Workplace hazards may involve heavy machinery, fire, chemicals or traffic. In 1970, the Occupational Health and Safety Act (OSHA) was passed with the goal of sending every worker home healthy and safe at the end of the workday. OSHA makes use of color coding to help workers identify and safely react to hazards.
Red may be the most widely recognized color for indicating hazards. OSHA regulations state that red should be used to mark the location of fire-extinguishing and protective equipment and to identify containers of flammable liquids. Barricades and temporary obstructions must be marked with red flashing lights. Red also designates emergency stop buttons, switches and bars on hazardous and heavy equipment.
According to OSHA, yellow warns workers to proceed with caution, similar to a yield traffic sign. Yellow also designates physical hazards such as tripping and falling.

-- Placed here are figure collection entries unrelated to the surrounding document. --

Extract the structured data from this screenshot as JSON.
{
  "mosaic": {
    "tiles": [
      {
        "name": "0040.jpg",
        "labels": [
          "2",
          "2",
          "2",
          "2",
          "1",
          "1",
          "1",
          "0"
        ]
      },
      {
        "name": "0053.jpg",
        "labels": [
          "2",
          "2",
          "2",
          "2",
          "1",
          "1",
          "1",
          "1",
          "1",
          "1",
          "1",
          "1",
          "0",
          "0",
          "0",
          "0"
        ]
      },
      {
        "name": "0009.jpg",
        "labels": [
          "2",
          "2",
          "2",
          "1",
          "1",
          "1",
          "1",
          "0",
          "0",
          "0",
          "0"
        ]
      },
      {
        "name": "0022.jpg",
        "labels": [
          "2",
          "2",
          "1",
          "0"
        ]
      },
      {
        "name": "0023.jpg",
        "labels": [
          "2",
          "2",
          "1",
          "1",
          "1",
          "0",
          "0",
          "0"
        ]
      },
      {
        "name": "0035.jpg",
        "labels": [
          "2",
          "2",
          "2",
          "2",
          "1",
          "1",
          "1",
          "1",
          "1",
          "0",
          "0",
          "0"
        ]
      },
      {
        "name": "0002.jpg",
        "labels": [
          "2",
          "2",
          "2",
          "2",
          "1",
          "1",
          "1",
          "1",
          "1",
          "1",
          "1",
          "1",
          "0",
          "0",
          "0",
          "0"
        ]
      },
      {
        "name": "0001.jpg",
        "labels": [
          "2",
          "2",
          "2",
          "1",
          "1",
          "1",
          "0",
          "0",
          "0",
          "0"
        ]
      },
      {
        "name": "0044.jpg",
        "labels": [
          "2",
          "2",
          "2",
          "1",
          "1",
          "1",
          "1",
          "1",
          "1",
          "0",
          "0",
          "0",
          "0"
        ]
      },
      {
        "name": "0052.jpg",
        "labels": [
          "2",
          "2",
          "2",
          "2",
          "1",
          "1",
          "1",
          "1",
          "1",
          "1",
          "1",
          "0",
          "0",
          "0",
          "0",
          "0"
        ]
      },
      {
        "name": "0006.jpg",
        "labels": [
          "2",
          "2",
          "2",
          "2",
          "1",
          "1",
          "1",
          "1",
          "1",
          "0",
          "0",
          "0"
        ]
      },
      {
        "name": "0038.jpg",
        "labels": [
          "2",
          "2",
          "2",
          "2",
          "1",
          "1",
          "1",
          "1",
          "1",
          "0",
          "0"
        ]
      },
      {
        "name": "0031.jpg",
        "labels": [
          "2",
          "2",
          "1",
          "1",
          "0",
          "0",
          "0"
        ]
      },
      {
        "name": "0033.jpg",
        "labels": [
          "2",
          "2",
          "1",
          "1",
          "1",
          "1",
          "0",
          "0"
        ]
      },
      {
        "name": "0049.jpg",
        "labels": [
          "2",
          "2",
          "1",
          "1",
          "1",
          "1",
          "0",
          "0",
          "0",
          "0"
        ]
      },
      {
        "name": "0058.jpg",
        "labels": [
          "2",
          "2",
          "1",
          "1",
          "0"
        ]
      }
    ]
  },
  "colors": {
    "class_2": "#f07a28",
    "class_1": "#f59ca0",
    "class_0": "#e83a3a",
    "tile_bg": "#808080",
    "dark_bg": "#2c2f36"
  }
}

Orange indicates dangerous parts of equipment, such as areas where body parts can become caught in machinery, or swinging pieces that can hit someone in the course of operation.
OSHA dictates that equipment be marked with blue if it is in need of or currently under repair, in order to prevent further damage to the equipment or harm to the workers.
Green indicates first aid or other safety equipment that is not used in the prevention or extinguishing of fires. This equipment includes safety gear for employees working from heights and respirator masks.
Purple marks radioactive materials or equipment.